Da un lato l’Italia che soffre, che lotta per arrivare a fine  mese e che non riesce più a mantenere lo stile di vita che aveva fino a  qualche anno fa. Uno stile forse esagerato, fatto di cose superflue ed  evitabili. Dall’altro lato c’è l’altra Italia, che vive cristallizzata come se  il fallimento di Lehman Brothers non fosse mai avvenuto e come se non esistesse  alcuna crisi. Ben più d’uno ha raccontato la fine della classe media, la sua  disintegrazione. Il problema è che da alcuni mesi si vedono i frutti di questo  fenomeno.

C’è chi ha cavalcato la rabbia sociale, incanalandola.
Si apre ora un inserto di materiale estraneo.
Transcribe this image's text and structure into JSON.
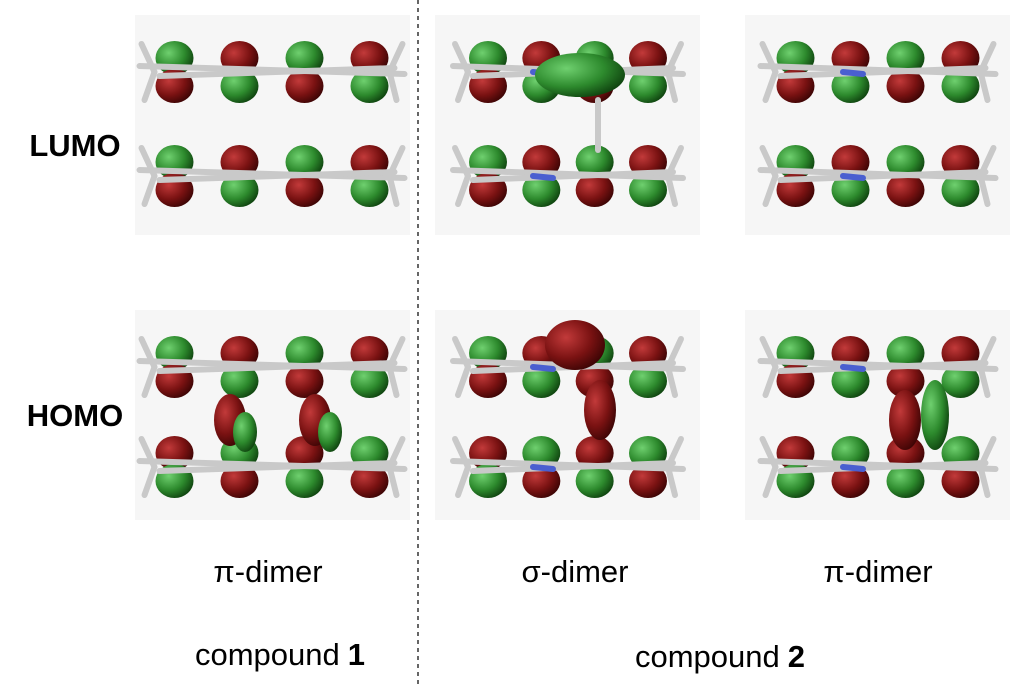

È il  caso del Movimento 5 Stelle di Beppe Grillo e Gianroberto Casaleggio. Meglio il  M5S che Golden Dawn, come disse l’ex comico? Forse sì. Ma l’errore del M5S è  stato sdoganare, anche in ambito istituzionale, una certa dialettica fatta di  insulti, turpiloquio e violenza verbale senza motivo. Tramite i social network e  i media tradizionali è passato il messaggio che attaccare la classe dirigente  italiana, i simboli del potere istituzionale (come non ricordare l’invocazione  di un bombardamento del Parlamento da parte di Grillo) e le stesse istituzioni  non solo era possibile, ma anche giusto. E quando si scrive giusto, bisogna  intendere la giustizia naturale, atta a ripristinare l’ordine delle cose.

Tuttavia, sarebbe troppo facile prendersela con Grillo e  Casaleggio. Se il Movimento 5 Stelle ha preso così tanti voti è per il  completo scollamento dalla realtà della classe dirigente italiana. Che si tratti  di imprenditori, di politici o di esponenti della società civile (sic!), negli  ultimi vent’anni hanno contribuito ben poco a creare un tessuto connettivo  capace di comprendere le scelte prese dai governi che si sono susseguiti.

Di certo, Grillo e Casaleggio hanno introdotto un nuovo modo  di comunicare, più urlato che ragionato, a cui gli altri partiti politici hanno  risposto per le rime, alzando ulteriormente i toni e dando il La al  deterioramento sociale dell’Italia.

In questo brodo primordiale di ignoranza e barbarie, buona  parte degli Italiani hanno iniziato a credere non tanto al vero, quanto al  verosimile. È il caso del signoraggio bancario, dei complotti del Bilderberg e  della Trilaterale, delle scie chimiche e degli alieni a forma di cetriolo. Ed è  chiaro che in un clima di questo genere le persone più vulnerabili possono  facilmente trovare la risposta ai loro problemi quotidiani. Del resto, scaricare  le colpe su un elemento esogeno è sempre meglio che fare un esame di coscienza.  Ma cosa accade quando si passa il limite? Cosa accade quando dalla finzione si  passa ai fatti? Forse è meglio non scoprirlo. Tuttavia, l’estremizzazione dei  toni, delle dichiarazioni, delle campagne elettorali e della dialettica politica  sono destinate ad aumentare. Homo homini lupus.

Il corto circuito informativo di cui anche noi giornalisti siamo  colpevoli sta continuando. Questo maledetto clima di odio e invidia  sociale che sta distruggendo l’Italia molto probabilmente andrà avanti ancora.  Che si parli di crisi finanziaria o di stallo istituzionale, la classe dirigente  (quel poco che rimane) non può più ignorare i segnali che arrivano. Farlo  significherebbe confermare il declino, sociale ancor prima che economico, del  Paese.